Debater a questão de invasão de terra é sempre complicado. O problema, porém, tem dois lados. Alguns princípios do Movimento dos Trabalhadores Rurais Sem Terra são valorosos. Por outro lado, algumas (muitas) “laranjas podres” fazem com que o MST ganhe uma imagem marginal. E não é por menos.
Os números oficiais do Ministério do Desenvolvimento Agrário, divulgados ontem, mostram que ocorreram no País 171 ocupações de terra de janeiro a 10 de agosto deste ano. Neste período, foram registrados 18 assassinatos de trabalhadores rurais por questões de conflito agrário, sendo nove deles no Pará. A maioria das ocupações de terra ocorreu em Pernambuco, que já registra 55 casos. O nosso Paraná vem em segundo, com 27, seguido de São Paulo, com 16, e Minas Gerais em quarto, com 13.
Mas todos esses números devem ter alguma explicação. Uma das que que considero é que, impacientes, os sem-terra esperavam mais do governo Lula. Isso porque, depois de anos lutando conjuntamente com o atual presidente, os trabalhadores rurais gostariam de ser agraciados com terras logo no começo do novo governo. Percebendo que a realidade atual é distinta, começou um movimento de chantagem emocional, como um filho faz com o pai, querendo algo de qualquer forma.
O resultado disso é que em todo o ano passado, no governo de Fernando Henrique Cardoso, foram 103 ocupações, ou seja, nos oito primeiros meses do governo Lula ocorreram 68 invasões a mais. No entanto, é bom lembrar que em 1995, primeiro ano do primeiro mandato de FHC, houve 144 invasões e, em 1999, primeiro ano do segundo mandato, foram 502.
O MST, então, deveria usar de sua forte presença nos meios de comunicação para elevar o nível do debate, e colocar em xeque o verdadeiro responsável pela reforma agrária: o governo federal. Tal movimento não necessita mais de invasões para chamar a atenção da sociedade. O movimento tem luz própria, devendo então usá-la de forma mais inteligente e não expondo seus participantes a conflitos que deixam muitas vítimas.

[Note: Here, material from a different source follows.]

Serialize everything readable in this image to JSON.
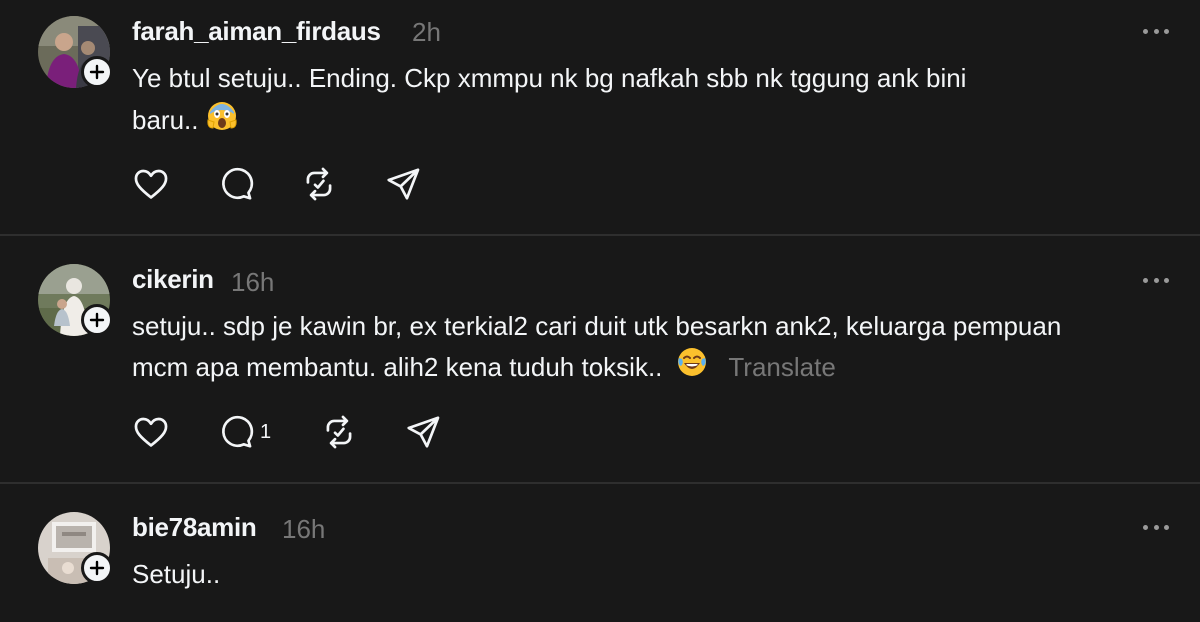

Os proprietários de terras, também, devem abdicar da guerra no campo, buscando a Justiça como melhor alternativa. Para que brigar, se a lei está do lado do dono da terra.
Nessa discussão, quem deve agir de forma mais eficaz é o governo, que tem a obrigação de colocar a reforma agrária como uma de suas principais metas, para que não tenhamos um derramamento de sangue ainda maior nos próximos meses. Vamos abrir os olhos para a guerra no campo, antes que seja tarde demais e nos lamentemos de tamanha tragédia. Com uma política austera e arrojada, creio que em longo prazo alcancemos uma resposta positiva para todos. Mas há a necessidade de um fator preponderante: vontade política.